Second, we have combined data from two studies, a cohort from 2006/2007 and another cohort from 2016/2017. Even though we did not find statistical evidence of differences in infection status (p = 0.0832) or antibody concentrations14 between the two studies, there are subtle differences in study setup and study characteristics. For instance the response rate was substantially higher in the 2006/2007 cohort as compared to the 2016/2017 cohort and the serum collection of young children (< 1 year) in the 2016/2017 cohort are all taken in the beginning of the sampling period, while for the 2006/2007 cohort sampling is performed scattered over the whole sampling period (see Supplement Figure 3). Nevertheless, we believe that our study has provided valuable quantitative estimates of infection rates in the first years of life that will help with the design of future vaccination strategies.

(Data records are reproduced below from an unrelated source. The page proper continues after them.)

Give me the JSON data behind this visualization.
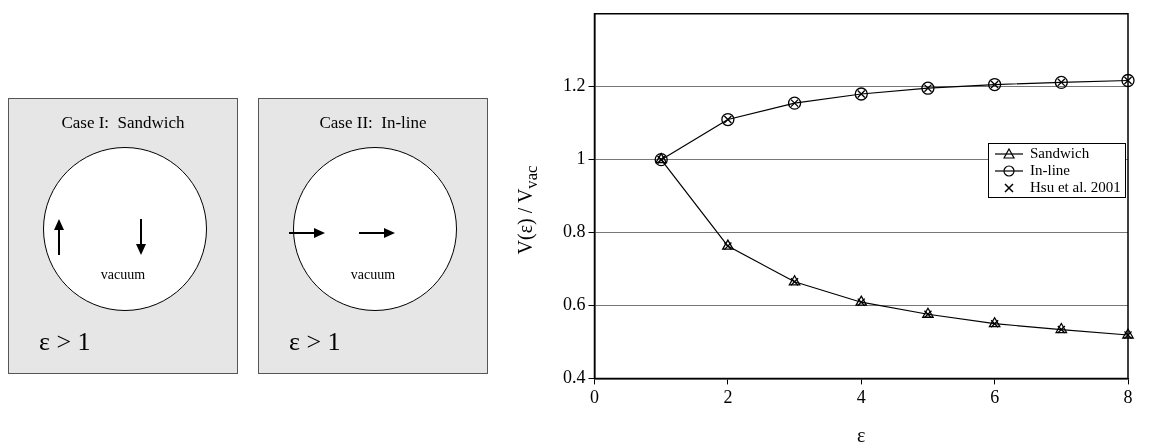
{
  "chart_data": [
    {
      "type": "other",
      "title": "Case I:  Sandwich",
      "annotations": [
        "vacuum",
        "ε > 1"
      ]
    },
    {
      "type": "other",
      "title": "Case II:  In-line",
      "annotations": [
        "vacuum",
        "ε > 1"
      ]
    },
    {
      "type": "line",
      "xlabel": "ε",
      "ylabel": "V(ε) / V$_{vac}$",
      "xlim": [
        0,
        8
      ],
      "xticks": [
        0,
        2,
        4,
        6,
        8
      ],
      "ylim": [
        0.4,
        1.4
      ],
      "yticks": [
        0.4,
        0.6,
        0.8,
        1,
        1.2
      ],
      "grid": "y",
      "legend": "right",
      "series": [
        {
          "name": "Sandwich",
          "color": "#000000",
          "marker": "triangle",
          "x": [
            1,
            2,
            3,
            4,
            5,
            6,
            7,
            8
          ],
          "values": [
            1,
            0.763,
            0.665,
            0.609,
            0.576,
            0.55,
            0.534,
            0.519
          ]
        },
        {
          "name": "In-line",
          "color": "#000000",
          "marker": "circle",
          "x": [
            1,
            2,
            3,
            4,
            5,
            6,
            7,
            8
          ],
          "values": [
            1,
            1.11,
            1.155,
            1.18,
            1.196,
            1.206,
            1.212,
            1.217
          ]
        },
        {
          "name": "Hsu et al. 2001",
          "type": "scatter",
          "color": "#000000",
          "marker": "cross",
          "x": [
            1,
            2,
            3,
            4,
            5,
            6,
            7,
            8,
            1,
            2,
            3,
            4,
            5,
            6,
            7,
            8
          ],
          "values": [
            1,
            0.763,
            0.665,
            0.609,
            0.576,
            0.55,
            0.534,
            0.519,
            1,
            1.11,
            1.155,
            1.18,
            1.196,
            1.206,
            1.212,
            1.217
          ]
        }
      ]
    }
  ]
}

In summary, we have provided precise quantitative estimates of the probability of primary infection with RSV in the first years of life, and showed that next to age, birth DOY, day-care attendance, and having a young sibling in the household are risk factors for infection. Our results provide support for the design and prioritization of intervention and prevention measures aimed at protecting infants in the first years of life. For instance, based on our analyses one could argue that the impact of using monoclonal antibodies in selected groups would be highest when supplied to children born in summer. Of course, in practical applications, other factors such as logistical constraints and ethical considerations will have to be factored in as well.